Tratado de Proibição Completa de Testes Nucleares (CTBT)
Adotado em 1996, o CTBT proíbe todos os testes nucleares explosivos. Contudo, o tratado ainda não entrou plenamente em vigor, pois falta a ratificação de países-chave, como Estados Unidos, China, Índia, Paquistão, Irã, Israel e Coreia do Norte.
Moralidade x Legalidade
Mesmo sem vigência plena, o CTBT possui força moral significativa, sendo respeitado por quase todos os signatários. A realização de testes nucleares após décadas de moratória, como os realizados pela Coreia do Norte, são vistos como desafios diretos à paz mundial.

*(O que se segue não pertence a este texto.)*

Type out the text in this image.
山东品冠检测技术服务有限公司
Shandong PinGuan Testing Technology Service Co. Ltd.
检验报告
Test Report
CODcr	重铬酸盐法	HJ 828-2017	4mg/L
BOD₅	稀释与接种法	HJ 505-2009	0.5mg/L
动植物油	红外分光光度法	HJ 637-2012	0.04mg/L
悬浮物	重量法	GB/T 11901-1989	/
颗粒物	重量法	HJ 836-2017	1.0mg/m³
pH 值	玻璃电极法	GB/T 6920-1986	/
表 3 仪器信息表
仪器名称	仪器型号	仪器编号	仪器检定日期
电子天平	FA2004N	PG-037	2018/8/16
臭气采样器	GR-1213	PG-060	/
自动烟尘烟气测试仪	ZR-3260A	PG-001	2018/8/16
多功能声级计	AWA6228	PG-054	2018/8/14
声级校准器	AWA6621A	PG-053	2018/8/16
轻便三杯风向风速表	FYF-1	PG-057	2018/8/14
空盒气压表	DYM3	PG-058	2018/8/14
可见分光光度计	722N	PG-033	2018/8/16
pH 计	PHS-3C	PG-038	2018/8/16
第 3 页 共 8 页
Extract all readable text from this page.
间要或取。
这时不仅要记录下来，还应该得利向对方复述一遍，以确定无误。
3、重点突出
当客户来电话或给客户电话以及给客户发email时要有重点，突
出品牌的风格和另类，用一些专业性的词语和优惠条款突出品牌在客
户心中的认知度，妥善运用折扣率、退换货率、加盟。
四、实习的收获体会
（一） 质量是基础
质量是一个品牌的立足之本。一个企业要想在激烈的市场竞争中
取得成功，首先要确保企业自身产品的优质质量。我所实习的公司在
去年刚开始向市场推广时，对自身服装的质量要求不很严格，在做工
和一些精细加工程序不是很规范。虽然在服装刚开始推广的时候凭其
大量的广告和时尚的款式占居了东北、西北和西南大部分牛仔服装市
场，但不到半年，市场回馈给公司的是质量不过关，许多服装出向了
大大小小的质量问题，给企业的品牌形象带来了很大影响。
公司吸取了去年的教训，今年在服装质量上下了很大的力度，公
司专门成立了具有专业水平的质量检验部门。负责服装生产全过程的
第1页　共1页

Efeitos Ambientais e Humanitários
Testes subterrâneos e atmosféricos causaram, ao longo da história, contaminações radioativas de longo prazo, afetando milhares de civis, animais e ecossistemas inteiros. O direito ambiental internacional, nesse ponto, dialoga com o direito humanitário para condenar essas práticas.
Tecnologias de Verificação: O Sistema Internacional de Monitoramento
A Comissão Preparatória do CTBT opera um sistema global de monitoramento com mais de 300 estações sísmicas, hidroacústicas e radionuclídicas. Essa estrutura detecta qualquer detonação nuclear, mesmo oculta, garantindo transparência e controle.
Rumo à Ratificação Completa
O mundo precisa pressionar pela ratificação definitiva do CTBT. Sem ele, ensaios nucleares continuarão sendo uma brecha legal perigosa e instável, incompatível com os princípios modernos de responsabilidade global.